Extrem viel Geld für ein höchstens mittelmäßiges Team, das in der Serie A noch nie einen Meistertitel errungen hatte und auf nur zwei Pokalsiege verweisen konnte. Die Fachwelt fragte sich, wie Club-Präsident Corrado Ferlaino so viel Geld hatte auftreiben können. Fast zwangsläufig wurde die Pressekonferenz, auf der der neue Star vorgestellt wurde, mit der Frage eröffnet, ob nicht die lokalen Capos der Verbrecherorganisation Camorra die Hände im Spiel gehabt haben. Große Empörung seitens des SSC-Bosses, der den „unverschämten“ Journalisten des Raumes verweisen ließ und dann zur flammenden Lobrede auf die „aufrechten, fleißigen Bewohner“ der Hafenstadt anhob.

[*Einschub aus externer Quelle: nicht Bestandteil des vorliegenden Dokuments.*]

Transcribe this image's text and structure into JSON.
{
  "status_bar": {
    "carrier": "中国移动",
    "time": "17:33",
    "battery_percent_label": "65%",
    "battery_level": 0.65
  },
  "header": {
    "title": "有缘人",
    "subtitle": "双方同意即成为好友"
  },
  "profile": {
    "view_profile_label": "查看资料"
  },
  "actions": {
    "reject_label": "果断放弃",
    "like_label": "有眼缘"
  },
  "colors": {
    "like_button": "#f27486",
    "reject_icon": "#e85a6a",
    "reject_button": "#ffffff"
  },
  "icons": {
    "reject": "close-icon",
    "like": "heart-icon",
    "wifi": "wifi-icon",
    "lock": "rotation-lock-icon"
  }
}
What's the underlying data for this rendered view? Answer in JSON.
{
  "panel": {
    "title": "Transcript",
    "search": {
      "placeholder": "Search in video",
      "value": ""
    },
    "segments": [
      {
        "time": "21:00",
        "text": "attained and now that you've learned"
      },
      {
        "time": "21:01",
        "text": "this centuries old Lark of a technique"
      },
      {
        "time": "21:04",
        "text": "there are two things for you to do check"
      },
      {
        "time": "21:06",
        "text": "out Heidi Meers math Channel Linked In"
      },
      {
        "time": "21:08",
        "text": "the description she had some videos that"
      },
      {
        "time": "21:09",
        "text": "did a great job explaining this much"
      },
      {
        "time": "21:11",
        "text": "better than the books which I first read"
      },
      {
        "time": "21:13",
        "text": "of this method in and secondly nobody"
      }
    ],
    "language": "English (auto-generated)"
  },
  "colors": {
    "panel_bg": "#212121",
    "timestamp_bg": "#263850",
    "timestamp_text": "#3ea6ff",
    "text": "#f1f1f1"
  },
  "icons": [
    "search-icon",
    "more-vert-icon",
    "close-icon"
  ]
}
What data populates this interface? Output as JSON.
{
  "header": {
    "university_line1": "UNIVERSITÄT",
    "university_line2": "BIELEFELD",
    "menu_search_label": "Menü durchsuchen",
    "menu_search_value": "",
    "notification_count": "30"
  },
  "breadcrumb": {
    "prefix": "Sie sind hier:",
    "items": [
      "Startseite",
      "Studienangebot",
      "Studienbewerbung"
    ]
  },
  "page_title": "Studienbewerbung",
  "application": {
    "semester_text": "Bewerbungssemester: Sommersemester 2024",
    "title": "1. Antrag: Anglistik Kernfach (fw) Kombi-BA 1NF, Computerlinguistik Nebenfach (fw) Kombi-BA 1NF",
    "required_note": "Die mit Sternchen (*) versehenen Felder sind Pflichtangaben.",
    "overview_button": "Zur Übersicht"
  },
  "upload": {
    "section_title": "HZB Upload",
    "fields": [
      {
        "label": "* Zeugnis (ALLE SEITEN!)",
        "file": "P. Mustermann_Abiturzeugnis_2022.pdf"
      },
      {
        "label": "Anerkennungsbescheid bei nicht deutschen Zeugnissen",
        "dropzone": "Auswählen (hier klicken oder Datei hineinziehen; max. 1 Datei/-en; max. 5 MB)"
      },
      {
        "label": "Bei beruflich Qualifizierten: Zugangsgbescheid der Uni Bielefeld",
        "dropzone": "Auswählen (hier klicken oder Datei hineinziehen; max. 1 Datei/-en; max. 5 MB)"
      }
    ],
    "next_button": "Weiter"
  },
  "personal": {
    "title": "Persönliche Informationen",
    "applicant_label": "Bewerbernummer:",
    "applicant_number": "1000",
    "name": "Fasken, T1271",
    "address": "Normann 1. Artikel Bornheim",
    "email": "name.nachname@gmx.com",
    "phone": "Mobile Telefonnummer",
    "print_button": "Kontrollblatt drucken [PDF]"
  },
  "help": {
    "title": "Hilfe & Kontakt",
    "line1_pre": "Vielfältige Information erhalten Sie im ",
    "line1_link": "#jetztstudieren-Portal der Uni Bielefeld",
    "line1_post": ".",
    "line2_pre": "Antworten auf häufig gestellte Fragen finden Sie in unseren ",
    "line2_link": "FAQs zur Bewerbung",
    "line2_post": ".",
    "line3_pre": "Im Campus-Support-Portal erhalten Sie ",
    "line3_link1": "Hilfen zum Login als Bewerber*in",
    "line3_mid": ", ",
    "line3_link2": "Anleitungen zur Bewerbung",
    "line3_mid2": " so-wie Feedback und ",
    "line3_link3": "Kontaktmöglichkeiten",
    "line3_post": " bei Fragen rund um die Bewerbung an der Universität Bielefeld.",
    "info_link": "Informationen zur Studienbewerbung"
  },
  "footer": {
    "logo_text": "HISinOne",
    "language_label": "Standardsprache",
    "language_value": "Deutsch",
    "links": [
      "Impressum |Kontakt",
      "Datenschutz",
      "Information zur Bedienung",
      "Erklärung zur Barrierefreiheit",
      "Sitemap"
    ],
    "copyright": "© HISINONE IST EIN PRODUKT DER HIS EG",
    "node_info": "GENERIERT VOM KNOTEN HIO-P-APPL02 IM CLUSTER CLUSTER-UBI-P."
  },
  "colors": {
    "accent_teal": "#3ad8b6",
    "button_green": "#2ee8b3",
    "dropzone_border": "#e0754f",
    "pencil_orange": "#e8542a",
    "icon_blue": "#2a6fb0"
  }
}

Alte, verwackelte und verkratzte Aufnahmen rufen diese Szene in Erinnerung, der typische Stil des Filmemachers, der stets ausschließlich Originalmaterial nutzt, das er mit Off-Interviews von Zeitzeugen unterlegt – unter ihnen Pelé, Fitnesstrainer Fernando Signorini und Ehefrau Claudia Villafañe – und das Maradona punktuell kommentiert. Aus über 500 Stunden größtenteils unveröffentlichten Clips und Hobbyfilmen aus dem Privatbesitz des Sportlers hat er sein 130 Minuten langes Porträt montiert, in dem er sich primär auf die sieben Jahre konzentriert, in denen Maradona bei Neapel unter Vertrag stand.

Geliebt wie gehasst

Wie ein moderner Heiland wird Diego Armando Maradona, 1960 als fünftes Kind in einem Slum von Buenos Aires geboren, in „bella Napoli“ verehrt, nachdem er seinen Club 1986/87 zur ersten Meisterschaft geführt hat. Endlich werden die SSC-Kicker nicht mehr als die „Afrikaner“ Italiens verspottet. „Du bist größer als der Papst“, ruft ein Journalist. Die Antwort: „Das heißt nicht viel!“ Zwei Monate sollen die Feierlichkeiten nach dem Titelgewinn gedauert haben.

Der Ruhm steigt ihm zu Kopf. Kokain, Partys, Affären, ein unehelicher, lang verleugneter Sohn. Markenklamotten, Schmuck, enge Verbindungen zur Unterwelt. Schließlich ein Drogenentzug.

Ein facettenreicher Mann, ein Kämpfer, ein Kotzbrocken, geliebt wie gehasst. Die Widersprüche sind es, die ihn ausmachen. Torschützenkönig, Titan und tragische Figur. Perfekt wird das herausgearbeitet, unkommentiert, ohne Wertung. Man muss sich sein eigenes Bild von diesem fußballerischen Genie machen.